The Health Service Journal (£) reported recently that Simon Stevens, the chief executive of NHS England, is going to ‘lead’ NHS Improvement, whose chief executive, Ian Dalton, has agreed to depart. To maintain the legal niceties, NHS England will create a chief operating officer, who will also hold the title of chief executive of NHS Improvement.
But in practice, the two organisations will be led by Stevens and a deputy. It is not yet clear who this will be as, in the shake-up, the role of deputy chief executive of NHS England, which is held by Matthew Swindells, is likely to vanish.
The ‘new’ NHSE/I will operate through seven regions, led by regional directors who were announced just before Christmas.
Where there has been reaction, it has generally been positive. From their very different political perspectives, both the Guardian and the Financial Times focused on how the proposed legislative changes would “scrap laws driving the privatisation of the health service” and “end rules forcing services to be tendered.”
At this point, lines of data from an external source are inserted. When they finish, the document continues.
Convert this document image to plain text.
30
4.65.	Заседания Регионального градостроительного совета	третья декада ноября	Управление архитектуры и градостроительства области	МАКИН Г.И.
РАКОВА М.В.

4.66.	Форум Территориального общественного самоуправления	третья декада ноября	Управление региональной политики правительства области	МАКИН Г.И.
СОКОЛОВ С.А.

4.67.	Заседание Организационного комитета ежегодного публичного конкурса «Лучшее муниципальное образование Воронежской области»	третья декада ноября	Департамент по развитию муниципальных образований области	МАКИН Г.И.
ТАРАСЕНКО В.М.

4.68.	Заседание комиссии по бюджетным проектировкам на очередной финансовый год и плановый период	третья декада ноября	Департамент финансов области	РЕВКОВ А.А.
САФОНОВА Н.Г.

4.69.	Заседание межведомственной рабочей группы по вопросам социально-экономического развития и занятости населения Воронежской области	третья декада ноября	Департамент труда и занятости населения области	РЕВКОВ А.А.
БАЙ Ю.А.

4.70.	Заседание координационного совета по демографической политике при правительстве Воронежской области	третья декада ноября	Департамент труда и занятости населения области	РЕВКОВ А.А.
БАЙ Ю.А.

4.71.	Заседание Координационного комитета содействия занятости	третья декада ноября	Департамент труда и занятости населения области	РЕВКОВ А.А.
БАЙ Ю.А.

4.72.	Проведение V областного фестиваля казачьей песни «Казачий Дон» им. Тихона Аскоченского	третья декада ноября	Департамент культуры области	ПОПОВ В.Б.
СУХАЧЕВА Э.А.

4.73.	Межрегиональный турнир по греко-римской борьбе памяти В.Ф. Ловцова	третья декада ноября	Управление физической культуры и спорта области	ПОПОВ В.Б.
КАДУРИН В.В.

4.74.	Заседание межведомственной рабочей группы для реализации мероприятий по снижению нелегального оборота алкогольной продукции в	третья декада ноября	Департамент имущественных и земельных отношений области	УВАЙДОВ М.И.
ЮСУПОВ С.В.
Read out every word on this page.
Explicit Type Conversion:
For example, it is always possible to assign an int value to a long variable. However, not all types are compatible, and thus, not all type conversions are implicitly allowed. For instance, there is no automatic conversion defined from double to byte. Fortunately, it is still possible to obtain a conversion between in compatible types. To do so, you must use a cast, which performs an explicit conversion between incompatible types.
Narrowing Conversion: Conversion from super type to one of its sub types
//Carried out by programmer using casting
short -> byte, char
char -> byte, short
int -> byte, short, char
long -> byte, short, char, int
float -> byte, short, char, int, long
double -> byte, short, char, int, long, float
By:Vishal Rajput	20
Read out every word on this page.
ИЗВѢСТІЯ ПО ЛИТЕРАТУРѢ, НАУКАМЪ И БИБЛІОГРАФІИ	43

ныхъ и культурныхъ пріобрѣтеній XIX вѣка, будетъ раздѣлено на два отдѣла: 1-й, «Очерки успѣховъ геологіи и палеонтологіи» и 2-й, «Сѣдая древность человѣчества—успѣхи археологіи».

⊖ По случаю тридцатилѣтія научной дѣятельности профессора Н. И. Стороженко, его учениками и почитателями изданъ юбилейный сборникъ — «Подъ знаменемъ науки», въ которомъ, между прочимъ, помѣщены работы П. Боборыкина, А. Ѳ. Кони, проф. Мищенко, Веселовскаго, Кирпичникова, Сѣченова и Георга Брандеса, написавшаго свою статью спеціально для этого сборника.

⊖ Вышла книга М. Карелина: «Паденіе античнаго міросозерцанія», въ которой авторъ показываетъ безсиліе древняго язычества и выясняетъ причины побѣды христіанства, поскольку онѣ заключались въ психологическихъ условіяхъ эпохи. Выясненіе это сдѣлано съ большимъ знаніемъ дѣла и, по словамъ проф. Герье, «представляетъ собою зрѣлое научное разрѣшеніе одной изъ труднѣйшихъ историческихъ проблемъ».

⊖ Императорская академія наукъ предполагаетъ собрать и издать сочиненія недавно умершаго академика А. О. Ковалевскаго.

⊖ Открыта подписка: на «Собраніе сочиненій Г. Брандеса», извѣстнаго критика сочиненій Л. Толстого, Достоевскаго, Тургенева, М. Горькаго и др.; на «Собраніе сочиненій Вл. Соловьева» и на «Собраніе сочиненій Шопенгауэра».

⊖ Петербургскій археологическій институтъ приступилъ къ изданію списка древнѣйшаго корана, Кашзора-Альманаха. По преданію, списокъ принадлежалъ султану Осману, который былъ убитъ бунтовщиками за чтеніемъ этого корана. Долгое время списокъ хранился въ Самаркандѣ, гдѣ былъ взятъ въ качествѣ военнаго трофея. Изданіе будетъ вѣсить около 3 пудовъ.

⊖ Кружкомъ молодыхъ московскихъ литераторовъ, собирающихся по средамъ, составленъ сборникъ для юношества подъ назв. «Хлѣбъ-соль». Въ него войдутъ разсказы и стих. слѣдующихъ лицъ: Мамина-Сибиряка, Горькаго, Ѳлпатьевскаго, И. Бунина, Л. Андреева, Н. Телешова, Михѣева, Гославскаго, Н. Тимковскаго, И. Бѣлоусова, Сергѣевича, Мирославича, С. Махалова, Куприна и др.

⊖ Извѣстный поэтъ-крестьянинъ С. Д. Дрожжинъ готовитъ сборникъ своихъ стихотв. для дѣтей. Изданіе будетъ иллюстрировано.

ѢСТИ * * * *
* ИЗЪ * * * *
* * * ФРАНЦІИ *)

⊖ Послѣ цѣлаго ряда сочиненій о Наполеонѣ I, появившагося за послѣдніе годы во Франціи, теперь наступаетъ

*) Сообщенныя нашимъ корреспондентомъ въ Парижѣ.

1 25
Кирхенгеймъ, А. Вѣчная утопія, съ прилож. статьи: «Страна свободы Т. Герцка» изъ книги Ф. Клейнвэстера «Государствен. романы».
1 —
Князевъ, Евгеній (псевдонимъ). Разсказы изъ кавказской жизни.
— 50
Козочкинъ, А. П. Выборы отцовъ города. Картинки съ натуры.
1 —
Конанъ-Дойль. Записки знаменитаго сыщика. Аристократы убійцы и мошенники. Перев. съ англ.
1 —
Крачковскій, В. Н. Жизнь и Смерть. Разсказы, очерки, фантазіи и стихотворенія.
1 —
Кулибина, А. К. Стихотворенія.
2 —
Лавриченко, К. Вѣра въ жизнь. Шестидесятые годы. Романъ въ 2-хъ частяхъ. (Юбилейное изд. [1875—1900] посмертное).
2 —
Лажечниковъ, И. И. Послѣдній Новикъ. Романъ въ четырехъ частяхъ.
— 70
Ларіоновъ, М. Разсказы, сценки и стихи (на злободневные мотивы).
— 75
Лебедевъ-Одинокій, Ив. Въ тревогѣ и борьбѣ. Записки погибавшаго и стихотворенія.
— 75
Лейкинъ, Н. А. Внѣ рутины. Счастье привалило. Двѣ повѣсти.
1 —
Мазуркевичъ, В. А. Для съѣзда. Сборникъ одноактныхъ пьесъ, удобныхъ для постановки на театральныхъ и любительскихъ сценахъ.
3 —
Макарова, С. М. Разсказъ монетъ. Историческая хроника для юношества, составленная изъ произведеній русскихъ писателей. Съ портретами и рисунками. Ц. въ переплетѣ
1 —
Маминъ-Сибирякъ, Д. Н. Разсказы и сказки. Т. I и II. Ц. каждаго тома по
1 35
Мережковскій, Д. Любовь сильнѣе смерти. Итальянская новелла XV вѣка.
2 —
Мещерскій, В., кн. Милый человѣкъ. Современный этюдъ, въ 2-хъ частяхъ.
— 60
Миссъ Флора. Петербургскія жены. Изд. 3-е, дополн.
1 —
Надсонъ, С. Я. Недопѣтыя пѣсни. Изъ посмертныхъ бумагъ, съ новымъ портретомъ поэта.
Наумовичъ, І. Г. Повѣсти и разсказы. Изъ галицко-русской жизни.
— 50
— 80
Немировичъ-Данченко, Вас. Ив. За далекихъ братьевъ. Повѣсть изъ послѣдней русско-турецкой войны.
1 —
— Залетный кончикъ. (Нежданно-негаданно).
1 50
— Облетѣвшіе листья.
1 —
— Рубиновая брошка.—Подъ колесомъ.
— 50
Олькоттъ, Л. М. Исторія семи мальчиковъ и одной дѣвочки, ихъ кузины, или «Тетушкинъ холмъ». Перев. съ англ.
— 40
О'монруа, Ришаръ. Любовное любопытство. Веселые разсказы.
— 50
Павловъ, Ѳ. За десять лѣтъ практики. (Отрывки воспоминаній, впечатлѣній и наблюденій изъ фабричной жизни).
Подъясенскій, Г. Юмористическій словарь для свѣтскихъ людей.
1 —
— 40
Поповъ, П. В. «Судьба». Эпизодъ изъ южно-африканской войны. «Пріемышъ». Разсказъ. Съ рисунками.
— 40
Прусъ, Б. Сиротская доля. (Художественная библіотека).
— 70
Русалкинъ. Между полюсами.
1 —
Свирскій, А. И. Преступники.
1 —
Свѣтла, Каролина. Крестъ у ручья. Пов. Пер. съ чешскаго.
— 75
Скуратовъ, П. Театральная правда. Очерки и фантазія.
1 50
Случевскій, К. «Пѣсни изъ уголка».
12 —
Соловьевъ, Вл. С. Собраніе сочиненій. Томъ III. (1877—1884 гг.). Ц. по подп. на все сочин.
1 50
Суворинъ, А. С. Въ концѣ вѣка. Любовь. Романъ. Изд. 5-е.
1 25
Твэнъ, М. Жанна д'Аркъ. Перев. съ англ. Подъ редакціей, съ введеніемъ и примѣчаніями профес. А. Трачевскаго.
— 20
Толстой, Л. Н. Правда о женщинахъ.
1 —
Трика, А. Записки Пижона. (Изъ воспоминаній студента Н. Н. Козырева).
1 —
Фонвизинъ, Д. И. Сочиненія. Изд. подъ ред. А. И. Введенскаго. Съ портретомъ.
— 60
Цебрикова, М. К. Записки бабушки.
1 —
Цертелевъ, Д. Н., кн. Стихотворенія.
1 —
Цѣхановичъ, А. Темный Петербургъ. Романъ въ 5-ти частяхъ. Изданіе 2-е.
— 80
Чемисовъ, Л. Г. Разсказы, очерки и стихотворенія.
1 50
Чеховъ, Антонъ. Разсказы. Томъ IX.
The British Medical Association went further, saying competition rules wasted “time and money on tendering processes for contracts” that could be “better spent on the frontline” while “resulting in a fragmented NHS, driven by commercial motives rather than providing patients with seamless care.”
“NHS England’s ambitions are clear, and we strongly recommend Parliament to take forward these proposals and to push forward these legislative changes,” it concluded.
However, there have been some dissenting voices. The Times (£) carried a leaked DHSC briefing document that, it claimed, “quietly warned” health and social care secretary Matt Hancock that the proposals would “undo” the internal market and with it “some 30 or so years’ worth of policy and legislation, including some of the checks and balances that a market-type approach allows.”
David Hare, the chief executive of the Independent Healthcare Providers Network, went further, complaining in City AM that the proposals to bring commissioners and providers together would “create huge conflicts of interest” and the changes to the procurement rules would “shield providers from pressures to improve.”
“Turning the clock back a generation, and reintroducing the unresponsive NHS monopolies of old, [means] patients will be the real losers, if the government chooses to push ahead,” he argued.
The politicised nature of the reaction shows there is something at stake in all these legal and organisational manoeuvres; which should make health tech vendors sit up and take notice.
If the legislative proposals are implemented, and if they are seen through, then in a few years companies that are working with or wanting to sell into the NHS could find themselves facing a very different set of customers. That could mean powerful new regional organisations and effective ICSs run by bigger, better focused CCGs via the joint committees.
All that should open-up opportunities for suppliers with integrated care record, population health management, and digital patient products. But it may close-down a lot of the market that has been created around contracting and target monitoring.
At the same time, there could be far fewer provider trusts, and those that exist may be running chains of hospitals or integrated care provider set-ups of acute, community and GP services. That could open-up a market for cloud-based enterprise and electronic patient record systems.
But it may shake out incumbent suppliers and make it harder for new entrants to gain a toehold. Particularly if those procurement rule changes mean that fewer contracts go out to tender and more awards are made on the basis of ‘best value.’
The legislative changes are only proposals. They could fall with a change of government. They could generate opposition and be amended. They could pass but make no difference, because the NHS Long Term Plan, like the Forward View before it, finds it impossible to get ahead of the curve on demand, finance and the looming workforce crisis.
On the other hand, the structures at the top of the NHS are being reshaped, and for the moment it is the NHSE/I agenda that has traction. Interesting times.